The movie begins with a crime. A man -- known only as "Thief" (Thiago Martins) -- goes to a nursery and buys some plants, not for the plants, but for a particular kind of soil they have been potted in. He's looking for little grub worms in the soil. He isolates them, throwing away the plants and soil, and begins "processing" them. Apparently, these have mind-altering properties and can leave people open for a kind of hypnotic suggestion.
The man doses a woman, Kris (Amy Seimetz), with the chemical and begins performing weird little experiments with her, making her copy pages of Thoreau's Walden, stacking checkers in geometrical patterns, and rewarding her with water that he has described as exceptionally tasty. Eventually he gets her to sign away her house. She loses her job and is left to start over from nothing.
Apparently, some time later, she has found a job in a sign shop (making signage). She meets Jeff (Carruth) on a train and Upstream Color turns into a relationship drama. Carruth depicts the slow, unsteady rise of the love affair, as well as its many bumps and breakthroughs. Jeff reveals that his work situation is unusual: he had been caught illegally transferring funds, but his employers are still keeping him onboard, though off the books. Walden comes back into play, in two rather haunting scenes.

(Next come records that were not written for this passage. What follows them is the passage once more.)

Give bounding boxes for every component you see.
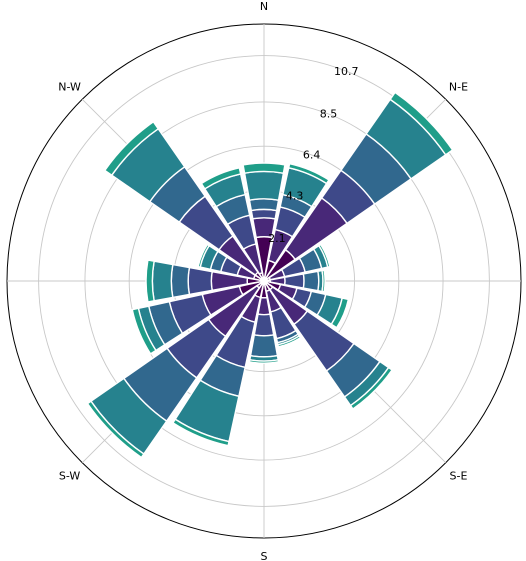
bar-dir4-bin3 xyxy=(302,270,320,292)
direction-label-n-w: N-W xyxy=(58,81,81,94)
radial-tick-label: 10.7 xyxy=(334,65,359,78)
bar-dir6-bin5 xyxy=(349,366,393,410)
bar-dir2-bin5 xyxy=(389,91,454,156)
direction-label-s-e: S-E xyxy=(450,469,468,482)
direction-label-s-w: S-W xyxy=(59,469,81,482)
bar-dir0-bin4 xyxy=(243,170,285,201)
bar-dir8-bin3 xyxy=(249,334,279,358)
radial-tick-label: 6.4 xyxy=(303,148,321,161)
bar-dir0-bin5 xyxy=(242,162,286,175)
direction-labels: N N-E S-E S S-W N-W xyxy=(58,0,468,561)
bar-dir12-bin2 xyxy=(187,266,213,296)
wind-bars xyxy=(86,91,454,459)
bar-dir4-bin5 xyxy=(321,269,326,293)
radial-tick-label: 8.5 xyxy=(320,108,338,121)
bar-dir14-bin5 xyxy=(103,120,160,177)
direction-label-n: N xyxy=(260,0,268,13)
bar-dir0-bin3 xyxy=(248,198,280,212)
bar-dir9-bin5 xyxy=(171,418,230,447)
bar-dir12-bin4 xyxy=(151,260,174,302)
bar-dir12-bin3 xyxy=(170,263,191,299)
bar-dir11-bin5 xyxy=(131,307,157,355)
bar-dir12-bin5 xyxy=(145,259,155,303)
bar-dir13-bin5 xyxy=(197,243,211,268)
bar-dir8-bin5 xyxy=(248,358,280,364)
bar-dir8-bin2 xyxy=(253,313,275,337)
bar-dir3-bin5 xyxy=(317,243,331,268)
radial-tick-labels: 2.1 4.3 6.4 8.5 10.7 xyxy=(268,65,358,245)
radial-tick-label: 4.3 xyxy=(286,189,304,202)
bar-dir0-bin2 xyxy=(250,208,278,220)
bar-dir10-bin5 xyxy=(86,400,145,459)
direction-label-n-e: N-E xyxy=(449,81,468,94)
bar-dir1-bin5 xyxy=(287,162,330,185)
bar-dir15-bin5 xyxy=(200,166,242,190)
bar-dir5-bin5 xyxy=(330,297,350,329)
radial-tick-label: 2.1 xyxy=(268,232,286,245)
direction-label-s: S xyxy=(261,550,268,561)
bar-dir7-bin5 xyxy=(277,334,302,348)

There's a third section to the movie, which is even more opaque. We meet a character called "The Sampler" (Andrew Sensenig), who is shown raising pigs, but also (supposedly) taking care of Kris when she escapes -- or is released -- from the Thief's clutches. The Sampler is seen recording various sounds, like a rock sliding down the inside of a water pipe, and also seen wandering around staring at various people who don't seem to notice him.
I don't want to say any more, but there's an ending that suggests something more sinister afoot. Also, I want to add that the relationship drama couldn't exist without the previous section. If not for this section, Jeff and Kris couldn't have met or connected in such an intense, obsessive way.
What's truly strange about the movie is just how compulsive it is, and how incredibly easy it is to get sucked into the mysteries and rhythms. It's both intensely focused and free-flowing, lucid. It feels designed to be in whatever specific moment is happening right now, while the rest of it starts to drift away; the feeling is a bit like flying, perhaps like a bee, darting from flower to flower, focused for a moment at a time. My first reaction upon finishing it was, "I'm not sure I understood that, but I can't wait to see it again."
That's the key, I think, to both of Carruth's films. They are intensely intelligent and they do require a bit of work, but they don't feel like work. So many films that have something to say feel like classroom exercises, and critics often behave like teaching assistants, coaxing viewers into experiences that will be good for them. Very few movies actually invite us in, meet us halfway, or offer us something. Upstream Color does that in such a unique, singular way that it's unlike almost any other movie I've ever seen. I think it's a great film that will not only deserve re-watching, but will actually invite it.
The movie's release pattern has been peculiar, at best. It played at Sundance and SXSW to great acclaim, but apparently it is being self-distributed. The week it opened in San Francisco's Roxie theater, I received a DVD/Blu-ray combo disc in the mail from NewVideo, which is how I watched it (the Blu-ray version). I'm not sure how people from small towns will be able to see it until the video version makes the rounds (May 7), but I hope they seek it out. The DVD and Blu-ray don't offer much in the way of extras, other than some trailers, but the movie itself is more than enough.